Low hanging fruit

I think people will look back on these times and think “how did anyone with some brains and ambition not become rich?” I don’t know if Ray Kurzweil is right about an exponentially increasing “paradigm shift rate” – a fact which, if true, means exponentially more opportunities to jump into an industry or technology and make your billions. But quite regardless of that, there are a set of well known sectors that seem well-trodden by the tech world but are so far from seeing their potential. Just because there are TechCrunch articles about them twice a day doesn’t mean there isn’t money to be made. It’s almost the conventional wisdom that “if you hear about something in the news, it’s too late to make money on it”. Bullshit. There are an infinitude of markets, niche applications, unexpected confluences of technologies and consumer needs, weird permutations of existing technology that represent local maxima in concept-space that are waiting to be found. They’re everywhere, but something about how we are raised, or the diffuse and unfounded pessimism surrounding progress, or the narrative fallacy, or the brain chemistry of the typical adult human keep us from seeing all the options.

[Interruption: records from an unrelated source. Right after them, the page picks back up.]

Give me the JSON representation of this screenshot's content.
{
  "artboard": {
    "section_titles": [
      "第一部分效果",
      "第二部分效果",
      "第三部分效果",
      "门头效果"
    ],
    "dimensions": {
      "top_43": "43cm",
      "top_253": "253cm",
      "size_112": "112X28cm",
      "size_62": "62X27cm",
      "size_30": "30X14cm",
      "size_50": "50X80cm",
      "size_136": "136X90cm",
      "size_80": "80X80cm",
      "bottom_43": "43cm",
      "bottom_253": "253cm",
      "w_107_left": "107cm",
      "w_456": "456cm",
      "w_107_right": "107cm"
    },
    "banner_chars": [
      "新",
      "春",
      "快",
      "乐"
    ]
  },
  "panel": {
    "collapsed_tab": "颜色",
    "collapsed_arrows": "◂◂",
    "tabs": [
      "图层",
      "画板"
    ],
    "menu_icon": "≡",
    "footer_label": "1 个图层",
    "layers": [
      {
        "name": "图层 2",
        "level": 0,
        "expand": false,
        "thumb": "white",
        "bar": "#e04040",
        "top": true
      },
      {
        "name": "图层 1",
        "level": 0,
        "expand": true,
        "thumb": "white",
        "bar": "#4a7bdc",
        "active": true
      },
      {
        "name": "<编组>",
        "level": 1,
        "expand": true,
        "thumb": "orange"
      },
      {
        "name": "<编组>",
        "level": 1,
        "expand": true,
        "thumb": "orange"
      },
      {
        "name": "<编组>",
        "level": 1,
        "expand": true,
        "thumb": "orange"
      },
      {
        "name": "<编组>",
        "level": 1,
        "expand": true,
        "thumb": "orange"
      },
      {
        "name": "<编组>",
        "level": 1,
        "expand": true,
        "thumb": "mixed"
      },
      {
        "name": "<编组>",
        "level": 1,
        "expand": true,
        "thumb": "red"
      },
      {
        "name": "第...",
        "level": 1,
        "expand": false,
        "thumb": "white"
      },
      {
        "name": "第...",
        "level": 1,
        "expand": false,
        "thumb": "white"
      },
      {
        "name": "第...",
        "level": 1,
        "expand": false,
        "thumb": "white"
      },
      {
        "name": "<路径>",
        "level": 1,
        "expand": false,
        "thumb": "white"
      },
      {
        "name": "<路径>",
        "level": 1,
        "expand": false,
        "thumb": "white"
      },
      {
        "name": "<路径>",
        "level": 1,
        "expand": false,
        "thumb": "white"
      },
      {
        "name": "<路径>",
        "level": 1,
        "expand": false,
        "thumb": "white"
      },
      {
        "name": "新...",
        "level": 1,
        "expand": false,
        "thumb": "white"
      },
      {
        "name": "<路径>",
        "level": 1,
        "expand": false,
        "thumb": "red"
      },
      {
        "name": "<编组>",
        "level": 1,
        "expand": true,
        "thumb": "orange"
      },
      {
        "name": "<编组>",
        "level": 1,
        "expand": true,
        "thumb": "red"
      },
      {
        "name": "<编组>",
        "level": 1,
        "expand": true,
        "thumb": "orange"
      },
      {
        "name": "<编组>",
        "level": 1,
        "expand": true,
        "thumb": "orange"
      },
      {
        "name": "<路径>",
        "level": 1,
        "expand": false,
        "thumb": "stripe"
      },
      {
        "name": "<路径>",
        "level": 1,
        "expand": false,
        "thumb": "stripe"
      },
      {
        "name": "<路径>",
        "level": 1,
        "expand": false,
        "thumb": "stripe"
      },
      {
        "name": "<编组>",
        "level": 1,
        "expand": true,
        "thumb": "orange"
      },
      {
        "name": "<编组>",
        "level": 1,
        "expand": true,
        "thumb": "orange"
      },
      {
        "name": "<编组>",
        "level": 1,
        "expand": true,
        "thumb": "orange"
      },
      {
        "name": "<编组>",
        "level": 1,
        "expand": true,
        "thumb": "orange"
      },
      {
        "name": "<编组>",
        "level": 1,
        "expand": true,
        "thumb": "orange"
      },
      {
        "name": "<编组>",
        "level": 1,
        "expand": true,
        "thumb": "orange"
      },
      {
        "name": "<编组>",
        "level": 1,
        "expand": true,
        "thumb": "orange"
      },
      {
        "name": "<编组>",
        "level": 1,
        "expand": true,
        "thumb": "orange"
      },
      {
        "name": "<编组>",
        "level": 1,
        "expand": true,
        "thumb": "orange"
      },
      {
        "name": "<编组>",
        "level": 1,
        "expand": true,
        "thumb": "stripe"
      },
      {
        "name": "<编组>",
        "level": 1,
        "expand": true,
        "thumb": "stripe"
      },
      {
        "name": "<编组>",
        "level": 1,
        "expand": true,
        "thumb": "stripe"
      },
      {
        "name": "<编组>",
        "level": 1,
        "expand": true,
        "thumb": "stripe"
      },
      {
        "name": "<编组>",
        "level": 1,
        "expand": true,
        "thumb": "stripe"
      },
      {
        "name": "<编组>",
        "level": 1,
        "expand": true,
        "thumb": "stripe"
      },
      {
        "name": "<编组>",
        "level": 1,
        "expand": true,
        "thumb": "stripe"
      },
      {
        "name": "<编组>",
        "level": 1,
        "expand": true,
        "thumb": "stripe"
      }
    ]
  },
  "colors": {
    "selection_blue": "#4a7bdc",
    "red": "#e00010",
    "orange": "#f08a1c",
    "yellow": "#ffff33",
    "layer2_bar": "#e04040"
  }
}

I want to totally eliminate this mental block. I want to ability to think about things from a birds-eye perspective, both in space and time, and appreciate the intertwingled nature of progress, technology, and human problems. I want to be able to retreat from my myopic, here-and-now stream of consciousness whenever I want and zoom out into a memory/imagination palace where I can mentally throw together and evaluate some fraction of the boundless combinations of human and technological components I’m aware of.

Back on Earth, I think there is a lot of money to be made in AR, VR/3D media (the iron is hottest right now imho), drones, blockchain technology (for databases/contract management systems/facilitators of group knowledge work…see Ethereum), CRISPR (look it up), 3D printing (I’ll be satisfied when we’ve got Stephenson-esque matter compilers), home medical monitoring (enabled by microfluidics and sequencing tech, useful for metabolomic analysis, microbiome calibration, early detection, etc), implantable medical tech (see microCHIPS), the commoditization of nanotechnological products (no killer app yet besides VLSI), hydroponic agriculture (LED costs are coming down rapidly, the economics are right), and of course personal computers…that war is far from over.

I can put together a fairly compelling narrative for why each of these is in its infancy, with plenty of room left at the bottom, middle, and top. Less certain (and further down the road): nuclear fusion (watch out for ITER), injectable devices, a “silver bullet” for the local positioning problem (IR/Lidar? RTK GPS? SONAR? Radar (Soli/Leap Motion)? CV?), and a Bret Victor-style, smart-dusty “dynamic medium”.